The whole point of an online diary is so that an agency knows whether or not I’m available. In reality, this depends on what I’m being asked to do and where & when I’m being asked to do it. Most of the website diary systems I’ve seen are fairly black and white. On any given day you are either “Booked” or “Available”. Some let you distinguish between AM and PM but even when you can include this level of detail, problems can easily arise. If my diary says that I’m booked on March 19th, PM, then I might miss out on another booking in that time slot. That should be fine but the new booking may be just down the road or begin 4 hours later in plenty of time to travel from one to the other. ‘PM’ is 12 hours long after all.
I am not the sort of act that drops out of a gig as soon as a better one comes along. Despite my belief in the first come first served ethic, I was once offered a job that paid (without exaggeration) twenty times more than the one I had in the diary. It was over several days and the pre-existing gig was just one afternoon. As it turned out, I managed to pass the one-day gig on to another performer with no harm to agent, client or myself. I took the new gig but had I been using the new agency’s diary system I wonder if I would have been offered it at all.
You can always leave a date un-booked if you think there is a chance of working elsewhere in the same timeslot or if it’s a gig you can easily pass on, but this can make you look like you’re not working at all or not updating the diary properly. Either of these can make you look bad to the agency (as does writing nasty articles about their diary systems – sorry).
Last Minute Larry
Diaries change very fast. Even with the best of intentions, they go out of date very suddenly. You might hear of a gig cancellation and be ruled out of a possible replacement gig five minutes later as you simply haven’t had a chance to update all of your diaries.

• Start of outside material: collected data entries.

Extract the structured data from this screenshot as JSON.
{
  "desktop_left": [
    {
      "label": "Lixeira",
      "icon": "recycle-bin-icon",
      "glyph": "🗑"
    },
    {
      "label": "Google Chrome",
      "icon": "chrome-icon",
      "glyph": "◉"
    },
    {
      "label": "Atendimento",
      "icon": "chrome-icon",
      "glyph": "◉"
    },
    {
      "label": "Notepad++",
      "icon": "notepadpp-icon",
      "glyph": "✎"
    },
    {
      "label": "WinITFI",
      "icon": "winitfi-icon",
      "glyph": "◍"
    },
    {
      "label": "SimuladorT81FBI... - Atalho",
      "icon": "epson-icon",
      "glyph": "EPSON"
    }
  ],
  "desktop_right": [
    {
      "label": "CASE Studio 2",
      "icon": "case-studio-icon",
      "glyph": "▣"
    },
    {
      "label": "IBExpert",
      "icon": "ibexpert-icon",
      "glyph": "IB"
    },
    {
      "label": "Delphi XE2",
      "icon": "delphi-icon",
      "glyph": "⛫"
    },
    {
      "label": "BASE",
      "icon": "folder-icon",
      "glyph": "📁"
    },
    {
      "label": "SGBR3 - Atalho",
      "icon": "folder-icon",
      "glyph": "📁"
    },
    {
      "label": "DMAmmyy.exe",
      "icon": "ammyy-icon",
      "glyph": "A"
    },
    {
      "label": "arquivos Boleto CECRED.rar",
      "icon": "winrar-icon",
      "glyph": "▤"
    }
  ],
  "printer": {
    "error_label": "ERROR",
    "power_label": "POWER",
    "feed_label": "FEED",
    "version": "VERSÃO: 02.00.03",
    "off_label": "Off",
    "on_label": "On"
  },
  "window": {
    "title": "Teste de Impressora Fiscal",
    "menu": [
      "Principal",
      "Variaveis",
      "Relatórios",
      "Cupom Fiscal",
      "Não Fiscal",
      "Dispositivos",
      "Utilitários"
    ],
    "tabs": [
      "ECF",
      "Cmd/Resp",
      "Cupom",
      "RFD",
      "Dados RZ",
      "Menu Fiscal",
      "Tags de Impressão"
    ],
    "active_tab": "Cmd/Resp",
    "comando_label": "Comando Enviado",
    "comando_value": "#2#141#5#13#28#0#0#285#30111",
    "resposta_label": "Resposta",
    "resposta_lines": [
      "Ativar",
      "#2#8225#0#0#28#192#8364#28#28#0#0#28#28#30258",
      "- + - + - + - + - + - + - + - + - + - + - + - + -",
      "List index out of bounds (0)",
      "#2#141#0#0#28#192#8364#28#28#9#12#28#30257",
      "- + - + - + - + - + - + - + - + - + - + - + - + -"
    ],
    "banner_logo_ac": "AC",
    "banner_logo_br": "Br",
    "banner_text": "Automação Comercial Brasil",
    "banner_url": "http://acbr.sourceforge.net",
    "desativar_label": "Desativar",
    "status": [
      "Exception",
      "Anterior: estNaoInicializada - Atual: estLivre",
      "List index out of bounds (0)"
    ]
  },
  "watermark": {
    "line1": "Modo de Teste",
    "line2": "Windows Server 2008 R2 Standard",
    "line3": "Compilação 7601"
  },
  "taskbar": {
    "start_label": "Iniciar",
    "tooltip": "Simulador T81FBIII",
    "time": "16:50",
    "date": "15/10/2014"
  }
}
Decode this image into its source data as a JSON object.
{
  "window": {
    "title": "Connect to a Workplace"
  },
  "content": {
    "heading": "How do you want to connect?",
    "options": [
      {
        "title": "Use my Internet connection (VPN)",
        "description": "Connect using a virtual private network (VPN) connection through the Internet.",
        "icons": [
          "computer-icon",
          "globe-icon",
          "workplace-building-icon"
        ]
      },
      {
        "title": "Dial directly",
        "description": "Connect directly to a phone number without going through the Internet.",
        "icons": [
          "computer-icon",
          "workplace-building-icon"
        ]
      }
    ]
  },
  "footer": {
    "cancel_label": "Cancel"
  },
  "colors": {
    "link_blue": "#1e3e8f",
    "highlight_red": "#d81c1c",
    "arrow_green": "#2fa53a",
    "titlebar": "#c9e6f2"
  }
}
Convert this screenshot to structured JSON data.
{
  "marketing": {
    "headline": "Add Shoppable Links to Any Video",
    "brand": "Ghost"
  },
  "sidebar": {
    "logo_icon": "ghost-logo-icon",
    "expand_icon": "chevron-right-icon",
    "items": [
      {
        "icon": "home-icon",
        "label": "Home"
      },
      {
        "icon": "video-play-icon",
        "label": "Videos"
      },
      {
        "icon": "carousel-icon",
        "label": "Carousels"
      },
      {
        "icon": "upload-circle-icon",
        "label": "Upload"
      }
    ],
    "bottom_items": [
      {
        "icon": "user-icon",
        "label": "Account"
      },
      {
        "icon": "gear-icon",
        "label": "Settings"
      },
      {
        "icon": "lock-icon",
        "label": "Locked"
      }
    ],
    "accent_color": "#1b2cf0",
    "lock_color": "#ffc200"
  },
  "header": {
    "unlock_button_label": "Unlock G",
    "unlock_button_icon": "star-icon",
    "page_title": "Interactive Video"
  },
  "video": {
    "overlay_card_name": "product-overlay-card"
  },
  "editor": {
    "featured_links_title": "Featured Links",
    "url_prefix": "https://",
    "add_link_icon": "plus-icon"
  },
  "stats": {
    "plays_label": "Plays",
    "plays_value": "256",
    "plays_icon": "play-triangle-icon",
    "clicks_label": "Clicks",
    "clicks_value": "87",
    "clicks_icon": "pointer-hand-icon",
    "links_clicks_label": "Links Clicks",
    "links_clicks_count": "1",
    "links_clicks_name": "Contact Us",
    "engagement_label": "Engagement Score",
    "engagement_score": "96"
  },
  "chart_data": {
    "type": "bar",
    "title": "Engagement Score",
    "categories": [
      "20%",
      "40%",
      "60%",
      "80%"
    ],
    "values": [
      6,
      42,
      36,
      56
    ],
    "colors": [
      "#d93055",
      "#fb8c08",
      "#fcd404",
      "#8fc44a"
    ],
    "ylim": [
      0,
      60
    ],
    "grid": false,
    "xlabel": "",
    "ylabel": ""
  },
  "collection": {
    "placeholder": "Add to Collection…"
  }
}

I’ve presented arguments like these to various agents and they usually say the same thing, “Don’t worry Sam, we’ll always call you if we get a potential booking”. If this is the case, then what is the point of the diary? If the agent still has to make the call, no time or money has been saved. Sometimes I’ve been told, “We just want a general idea of when you’re around.” This seems pointless too but is probably the best argument in favour of online diaries. If you are working on a cruise ship for several months then perhaps you can save everyone some time by mentioning the fact but it gets a lot more fiddly with one-day bookings. It could also help when you are away on holiday but there are even gigs worth cancelling a holiday for.
I have a theory that agencies only insist on diaries because they’ve forked out a lot of money for the software that manages them. Software that sends out 20 identical text messages from your PC is probably cheaper and certainly more effective. In the age of the smart phone, people are not difficult to get hold of.
Happily, most of the agencies that trial a diary system seem to abandon it after a few months leading me to believe that I’m not the only one who feels this way.
There are some companies though, that seem to persist with their diaries and I’d very much like to discuss it with them.
If only there was some way of knowing when they’d be around?